Дроздецкий наклонился к зеркалу в прихожей и стал рассматривать свое лицо. Нахмурился. Видимо, остался недоволен отражением.

– А я, знаете ли, женился на бывшей красавице и бывшей художнице. – Он протянул мне руку. – Да-да, батенька, любит, – скорбно кивнул головой Анатолий Георгиевич.
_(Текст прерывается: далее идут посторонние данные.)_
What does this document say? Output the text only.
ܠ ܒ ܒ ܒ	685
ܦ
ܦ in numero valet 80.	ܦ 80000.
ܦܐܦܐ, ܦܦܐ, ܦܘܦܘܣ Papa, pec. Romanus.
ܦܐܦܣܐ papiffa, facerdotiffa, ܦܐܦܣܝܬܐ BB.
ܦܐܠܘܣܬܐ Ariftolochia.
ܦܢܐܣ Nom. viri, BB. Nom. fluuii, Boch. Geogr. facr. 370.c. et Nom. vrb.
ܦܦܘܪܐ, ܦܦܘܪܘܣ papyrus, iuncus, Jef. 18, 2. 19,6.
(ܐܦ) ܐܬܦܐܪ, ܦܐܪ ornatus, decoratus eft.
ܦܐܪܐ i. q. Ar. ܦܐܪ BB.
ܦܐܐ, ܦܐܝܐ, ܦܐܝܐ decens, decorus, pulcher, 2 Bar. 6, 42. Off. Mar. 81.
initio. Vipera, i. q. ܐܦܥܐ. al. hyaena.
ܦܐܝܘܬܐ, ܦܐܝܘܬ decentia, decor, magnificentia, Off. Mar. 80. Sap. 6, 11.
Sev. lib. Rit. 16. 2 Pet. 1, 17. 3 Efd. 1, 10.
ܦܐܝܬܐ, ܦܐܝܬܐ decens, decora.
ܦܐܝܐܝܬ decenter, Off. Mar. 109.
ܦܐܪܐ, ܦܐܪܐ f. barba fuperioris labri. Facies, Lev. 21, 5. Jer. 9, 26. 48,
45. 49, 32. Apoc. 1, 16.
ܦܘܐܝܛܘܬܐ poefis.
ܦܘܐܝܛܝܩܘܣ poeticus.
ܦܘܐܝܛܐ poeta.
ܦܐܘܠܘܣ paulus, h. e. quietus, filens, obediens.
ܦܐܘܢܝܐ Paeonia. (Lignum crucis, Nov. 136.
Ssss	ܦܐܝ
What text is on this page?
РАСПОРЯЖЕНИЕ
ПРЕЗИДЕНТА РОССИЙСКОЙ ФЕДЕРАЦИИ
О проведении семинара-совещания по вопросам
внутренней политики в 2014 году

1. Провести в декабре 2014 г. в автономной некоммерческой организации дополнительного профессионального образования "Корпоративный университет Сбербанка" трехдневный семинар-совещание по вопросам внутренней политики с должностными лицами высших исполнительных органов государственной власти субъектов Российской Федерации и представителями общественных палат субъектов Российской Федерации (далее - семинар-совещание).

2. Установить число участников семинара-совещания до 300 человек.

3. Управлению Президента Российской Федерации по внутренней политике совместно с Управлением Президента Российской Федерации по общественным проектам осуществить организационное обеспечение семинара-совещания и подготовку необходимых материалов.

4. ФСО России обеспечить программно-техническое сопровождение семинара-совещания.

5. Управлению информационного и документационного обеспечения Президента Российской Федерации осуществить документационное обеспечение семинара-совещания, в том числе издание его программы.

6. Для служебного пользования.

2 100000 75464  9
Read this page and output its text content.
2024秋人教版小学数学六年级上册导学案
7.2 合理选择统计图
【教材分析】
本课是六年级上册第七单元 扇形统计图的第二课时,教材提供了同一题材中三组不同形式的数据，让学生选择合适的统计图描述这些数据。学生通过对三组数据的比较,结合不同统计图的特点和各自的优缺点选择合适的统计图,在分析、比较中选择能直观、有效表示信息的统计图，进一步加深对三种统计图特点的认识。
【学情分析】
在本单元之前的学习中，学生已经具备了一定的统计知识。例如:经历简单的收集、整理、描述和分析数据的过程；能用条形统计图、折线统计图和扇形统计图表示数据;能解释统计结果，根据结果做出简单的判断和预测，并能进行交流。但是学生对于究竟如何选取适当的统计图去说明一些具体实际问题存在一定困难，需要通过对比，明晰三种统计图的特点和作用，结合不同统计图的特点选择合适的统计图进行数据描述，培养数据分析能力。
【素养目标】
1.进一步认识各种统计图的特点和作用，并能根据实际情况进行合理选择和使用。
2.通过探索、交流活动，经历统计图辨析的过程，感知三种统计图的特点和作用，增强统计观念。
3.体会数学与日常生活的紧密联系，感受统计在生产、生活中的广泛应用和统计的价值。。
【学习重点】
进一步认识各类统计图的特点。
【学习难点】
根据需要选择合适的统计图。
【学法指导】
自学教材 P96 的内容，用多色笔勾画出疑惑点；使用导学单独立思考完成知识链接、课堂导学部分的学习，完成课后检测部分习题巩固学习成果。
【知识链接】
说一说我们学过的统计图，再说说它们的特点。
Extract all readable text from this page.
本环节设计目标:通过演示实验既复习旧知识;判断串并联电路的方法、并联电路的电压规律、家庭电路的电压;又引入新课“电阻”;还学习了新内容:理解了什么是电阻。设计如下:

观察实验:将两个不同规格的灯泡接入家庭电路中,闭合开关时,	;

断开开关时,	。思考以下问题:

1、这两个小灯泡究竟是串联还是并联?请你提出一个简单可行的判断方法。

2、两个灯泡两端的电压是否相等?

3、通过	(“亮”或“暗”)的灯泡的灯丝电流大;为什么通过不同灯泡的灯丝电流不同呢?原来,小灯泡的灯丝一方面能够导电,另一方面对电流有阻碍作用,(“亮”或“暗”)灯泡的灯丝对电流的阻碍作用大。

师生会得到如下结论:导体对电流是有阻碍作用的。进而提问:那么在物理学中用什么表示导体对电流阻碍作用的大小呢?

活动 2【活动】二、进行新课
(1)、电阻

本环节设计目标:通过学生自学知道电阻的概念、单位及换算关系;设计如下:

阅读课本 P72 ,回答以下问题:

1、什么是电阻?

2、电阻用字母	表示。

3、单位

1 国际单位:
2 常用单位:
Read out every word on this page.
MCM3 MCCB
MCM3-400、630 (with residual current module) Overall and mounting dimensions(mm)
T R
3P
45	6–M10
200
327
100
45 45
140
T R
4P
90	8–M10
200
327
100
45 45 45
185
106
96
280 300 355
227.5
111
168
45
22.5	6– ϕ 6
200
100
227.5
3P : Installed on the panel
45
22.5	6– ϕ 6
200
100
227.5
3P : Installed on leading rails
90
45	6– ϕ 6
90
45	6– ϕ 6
Банкет, посвященный окончанию университета, решили провести в загородном ресторане на берегу реки. Может быть, впервые вылезшие из потертых джинсов и потрепанных футболок, мы не узнавали друг друга. Благоухающие дорогим одеколоном и французскими духами, облаченные в новые костюмы и вечерние платья, мы ерничали по поводу нашей аристократической внешности, которую откровенно презирали. «Пурпурная тога не украшает глупца».

Август дерзко красил серо-зеленые пыльные клены яростно-бордовым цветом. День клонился к вечеру, солнце неохотно опускалось за их кроны.

Мой друг Эдик дернул меня за рукав и кивком головы указал на очаровательную стройную девушку в бледно-розовом платье. Русые локоны, слегка оживляемые прибрежным бризом, мягко играли на ее обнаженных плечах.

– Кто это? – я полез в карман за пачкой сигарет.

– Светка Арнацкая, – Эдик щелкнул зажигалкой. – Метаморфозы, блин… – его интонацию трудно было назвать безразличной.

Заметив, что мы обращаем на нее внимание, девушка подошла к нам. В ее васильковых глазах сияла радость. И глаза эти были действительно хороши – большие, глубокие и смотрели на меня с приятным выражением внимания и едва уловимого лукавства. Почему я не замечал этого взгляда целых пять лет?